Perché ci sono molte contestazioni? E perché ci si è ridotti a considerare il referendum una prova a promuovere o bocciare il Presidente del Consiglio Matteo Renzi?
“Beh, perché alla fine è lui che ce l’ha fatta a portare fin qui un cambio così importante e perché è stato l’unico a portare a termine questa riforma, anche con passaggi sofferti e con una maggioranza non qualificata”.

La fine del bicameralismo porta al Senato delle Regioni. Dovrebbe essere un punto di arrivo per coloro che hanno inneggiato al federalismo e all’autonomia dei territori. Ma non è così… 
“Il Senato sarà composto da 100 senatori, 215 in meno degli attuali. Un taglio non indifferente. Inoltre i senatori saranno scelti tra consiglieri regionali e sindaci che a Roma rappresenteranno le istanze dei territori. Per la Lombardia saranno 21 senatori, mi sembra una quota di peso per la nostra regione. Alcuni sostengono che il Senato non avrà poteri, o che non bilancerà la Camera, ma non è così. Anzi. Il Senato avrà un forte potere di controllo”.

Tra le contestazioni a questa riforma c’è anche la perdita da parte delle Regioni di una certa autonomia.
“Alcune materie che sono state riportate al centro del potere statale riguardano argomenti come energia, turismo o welfare. Questo passaggio conserte di imporre corrette modalità di gestione”.

Ci fa un esempio?
“Certo. Ci sarà maggiore uniformità sui costi.

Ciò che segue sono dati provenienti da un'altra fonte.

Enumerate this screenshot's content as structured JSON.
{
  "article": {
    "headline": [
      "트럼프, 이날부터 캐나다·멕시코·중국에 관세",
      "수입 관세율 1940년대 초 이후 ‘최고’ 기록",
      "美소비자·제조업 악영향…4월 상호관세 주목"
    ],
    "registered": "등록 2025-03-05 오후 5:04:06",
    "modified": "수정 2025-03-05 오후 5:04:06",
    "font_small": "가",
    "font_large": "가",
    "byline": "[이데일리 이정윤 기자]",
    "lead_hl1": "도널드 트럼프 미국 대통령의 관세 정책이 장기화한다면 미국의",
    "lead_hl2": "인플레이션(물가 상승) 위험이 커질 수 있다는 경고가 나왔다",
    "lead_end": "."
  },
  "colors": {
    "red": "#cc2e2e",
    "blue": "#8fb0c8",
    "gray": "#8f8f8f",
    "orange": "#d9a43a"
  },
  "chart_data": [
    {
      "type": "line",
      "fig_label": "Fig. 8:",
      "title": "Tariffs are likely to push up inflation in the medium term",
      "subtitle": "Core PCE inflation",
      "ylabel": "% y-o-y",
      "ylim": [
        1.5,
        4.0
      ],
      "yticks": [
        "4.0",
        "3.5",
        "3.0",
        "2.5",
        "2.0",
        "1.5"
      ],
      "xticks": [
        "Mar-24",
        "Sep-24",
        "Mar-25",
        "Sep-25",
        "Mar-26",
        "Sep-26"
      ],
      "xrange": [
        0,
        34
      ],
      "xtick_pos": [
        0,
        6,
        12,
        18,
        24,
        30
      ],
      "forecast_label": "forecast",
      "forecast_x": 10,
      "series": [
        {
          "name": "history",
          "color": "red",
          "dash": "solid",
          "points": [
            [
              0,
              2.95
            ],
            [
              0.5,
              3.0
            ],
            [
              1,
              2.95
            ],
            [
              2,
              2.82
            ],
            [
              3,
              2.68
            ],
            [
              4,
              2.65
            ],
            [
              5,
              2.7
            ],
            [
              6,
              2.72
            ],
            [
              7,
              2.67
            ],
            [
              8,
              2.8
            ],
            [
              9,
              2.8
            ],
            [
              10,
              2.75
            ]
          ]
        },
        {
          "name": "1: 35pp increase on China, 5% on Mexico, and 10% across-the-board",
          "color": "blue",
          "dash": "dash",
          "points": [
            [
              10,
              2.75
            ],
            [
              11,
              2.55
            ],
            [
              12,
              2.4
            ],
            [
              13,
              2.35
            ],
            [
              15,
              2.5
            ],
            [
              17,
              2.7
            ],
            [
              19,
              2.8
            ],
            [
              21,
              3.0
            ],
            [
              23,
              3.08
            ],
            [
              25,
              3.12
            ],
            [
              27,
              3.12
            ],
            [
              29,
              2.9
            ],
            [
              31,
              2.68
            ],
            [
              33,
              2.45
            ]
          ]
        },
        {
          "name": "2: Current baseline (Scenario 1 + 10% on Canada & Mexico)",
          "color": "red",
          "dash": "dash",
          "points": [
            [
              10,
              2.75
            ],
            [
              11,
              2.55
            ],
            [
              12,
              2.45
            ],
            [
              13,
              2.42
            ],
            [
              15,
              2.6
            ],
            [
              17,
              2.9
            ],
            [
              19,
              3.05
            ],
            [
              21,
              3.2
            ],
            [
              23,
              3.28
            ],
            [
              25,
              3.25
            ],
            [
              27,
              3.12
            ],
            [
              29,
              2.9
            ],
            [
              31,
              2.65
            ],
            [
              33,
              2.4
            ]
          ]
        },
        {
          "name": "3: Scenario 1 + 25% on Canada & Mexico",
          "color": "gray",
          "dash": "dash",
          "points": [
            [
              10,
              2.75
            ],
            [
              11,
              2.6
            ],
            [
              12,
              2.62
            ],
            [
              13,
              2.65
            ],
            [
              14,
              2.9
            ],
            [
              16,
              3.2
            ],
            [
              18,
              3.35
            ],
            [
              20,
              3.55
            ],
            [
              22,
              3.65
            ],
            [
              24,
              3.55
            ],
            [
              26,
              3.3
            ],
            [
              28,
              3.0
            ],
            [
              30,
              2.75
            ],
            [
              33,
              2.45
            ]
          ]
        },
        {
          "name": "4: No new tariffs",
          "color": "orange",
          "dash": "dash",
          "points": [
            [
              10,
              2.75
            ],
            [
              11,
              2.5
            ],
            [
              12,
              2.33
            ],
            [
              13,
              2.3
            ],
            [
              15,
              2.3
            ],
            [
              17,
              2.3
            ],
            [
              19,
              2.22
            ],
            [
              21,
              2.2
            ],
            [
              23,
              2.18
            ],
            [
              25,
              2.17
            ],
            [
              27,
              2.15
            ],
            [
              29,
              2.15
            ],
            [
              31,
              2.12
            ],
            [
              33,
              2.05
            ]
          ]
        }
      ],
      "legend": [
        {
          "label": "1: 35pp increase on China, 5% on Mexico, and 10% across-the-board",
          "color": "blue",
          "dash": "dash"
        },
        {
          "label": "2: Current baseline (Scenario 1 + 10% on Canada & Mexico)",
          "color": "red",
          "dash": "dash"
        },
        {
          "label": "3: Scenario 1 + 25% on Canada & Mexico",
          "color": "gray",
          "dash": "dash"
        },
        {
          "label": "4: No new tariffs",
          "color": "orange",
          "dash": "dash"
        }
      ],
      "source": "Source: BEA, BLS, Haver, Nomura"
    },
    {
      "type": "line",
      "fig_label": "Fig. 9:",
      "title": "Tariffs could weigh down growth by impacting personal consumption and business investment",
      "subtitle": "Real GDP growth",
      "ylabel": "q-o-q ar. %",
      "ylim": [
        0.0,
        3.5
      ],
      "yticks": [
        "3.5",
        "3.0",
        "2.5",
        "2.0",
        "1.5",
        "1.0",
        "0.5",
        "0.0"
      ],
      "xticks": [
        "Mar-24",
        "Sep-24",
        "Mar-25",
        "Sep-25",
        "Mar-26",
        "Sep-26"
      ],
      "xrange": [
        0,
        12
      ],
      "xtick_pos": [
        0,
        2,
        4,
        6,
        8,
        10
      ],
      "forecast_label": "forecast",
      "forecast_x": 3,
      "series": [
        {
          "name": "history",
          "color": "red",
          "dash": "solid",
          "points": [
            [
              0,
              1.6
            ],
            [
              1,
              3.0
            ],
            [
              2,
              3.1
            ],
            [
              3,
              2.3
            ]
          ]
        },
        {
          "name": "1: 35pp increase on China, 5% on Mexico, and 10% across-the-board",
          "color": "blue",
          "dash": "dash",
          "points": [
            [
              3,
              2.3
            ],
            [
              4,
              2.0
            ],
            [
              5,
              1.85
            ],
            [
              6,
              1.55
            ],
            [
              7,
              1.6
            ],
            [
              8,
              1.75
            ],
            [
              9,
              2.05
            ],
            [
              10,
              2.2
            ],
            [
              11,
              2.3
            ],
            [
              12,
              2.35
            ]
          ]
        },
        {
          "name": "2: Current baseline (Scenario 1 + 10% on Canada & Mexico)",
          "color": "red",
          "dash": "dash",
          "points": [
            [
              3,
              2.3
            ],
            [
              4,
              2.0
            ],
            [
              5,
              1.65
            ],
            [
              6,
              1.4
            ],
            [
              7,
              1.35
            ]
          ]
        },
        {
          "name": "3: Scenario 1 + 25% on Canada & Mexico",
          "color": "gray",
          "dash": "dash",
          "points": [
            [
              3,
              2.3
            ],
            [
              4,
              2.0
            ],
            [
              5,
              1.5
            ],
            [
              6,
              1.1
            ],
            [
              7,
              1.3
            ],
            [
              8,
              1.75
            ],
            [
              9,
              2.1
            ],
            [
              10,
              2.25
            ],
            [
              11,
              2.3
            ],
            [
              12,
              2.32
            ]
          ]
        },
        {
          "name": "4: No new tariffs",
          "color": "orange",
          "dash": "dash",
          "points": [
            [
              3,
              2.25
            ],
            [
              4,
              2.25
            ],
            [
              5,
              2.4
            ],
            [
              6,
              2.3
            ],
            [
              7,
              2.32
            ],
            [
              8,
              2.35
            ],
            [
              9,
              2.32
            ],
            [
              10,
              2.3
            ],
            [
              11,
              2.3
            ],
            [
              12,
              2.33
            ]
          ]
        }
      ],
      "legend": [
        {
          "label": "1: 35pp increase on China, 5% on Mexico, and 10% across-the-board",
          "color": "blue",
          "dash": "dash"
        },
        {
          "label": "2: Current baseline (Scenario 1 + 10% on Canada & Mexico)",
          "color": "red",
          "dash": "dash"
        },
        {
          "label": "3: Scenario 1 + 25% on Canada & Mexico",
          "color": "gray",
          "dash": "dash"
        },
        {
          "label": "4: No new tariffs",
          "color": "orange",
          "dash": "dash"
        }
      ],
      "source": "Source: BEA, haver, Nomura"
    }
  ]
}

Non saranno più le Regioni che determineranno la spesa per la sanità ma saranno adottati criteri a livello nazionale: i famosi costi standard che dovrebbero portare benefici per tutti. La Lombardia ha sempre speso bene e quindi ci saranno ancora margini per crescere nell’efficienza dei servizi”.

Il Senato delle Regioni sarà nominato dai partiti? Cioè sarà formato da consiglieri regionali e sindaci scelti da non scelti dal popolo? Questo, unito al grande potere che avrà alla Camera una maggioranza (magari risicata) a cui viene dato un “premio” per garantire la governabilità non rischia di portare acuna deriva autoritaria?
“Saranno gli elettori a decidere, nella scheda per il voto dei consiglieri regionali, chi desiderano diventi senatore. Tra questi decideranno poi i partiti. Escludo con certezza l’eventualità di una deriva autoritaria. Prendiamo uno dei temi di competenza del nuovo Senato (che non deciderà su tutte le leggi): la ratifica dei trattati europei. Allora, alla Camera si potrà porre magari la fiducia con la maggioranza blindata. Ma al non è previsto il voto di fiducia, si dovrà Senato trovare per forza un’intesa senza la quale la ratifica non passa. Ecco l’argine alla deriva autoritaria. Non si deve dimenticare poi che quando i padri costituenti scrissero la nostra Carta non c’era ancora l’Europa, non c’era la Corte Costituzionale e le Regioni. Tutti elementi che hanno arginato e di fatto garantiscono qualsiasi deriva autoritaria”.

La riforma prevede l’abolizione delle Province. Non si perde un interlocutore importante per i territori?
“Il testo sul quale siamo chiamati a votare prevede la costituzione delle città metropolitane e delle aree vaste. Comuni e territori che hanno interessi comuni potranno unirsi e dare forma alle aree vaste. Anche qui è bene dirlo: le esigenze di Treviglio sono diverse da quelle di Foppolo e viceversa. Quindi l’unione di interessi comuni sui territori porterà ad una politica condivisa e ad un efficientamento dei servizi”.

Perché voterà Sì?
“Perché non è normale che in settant’anni ci siano stati 63 esecutivi che hanno governato con fatica e con maggioranze diverse”.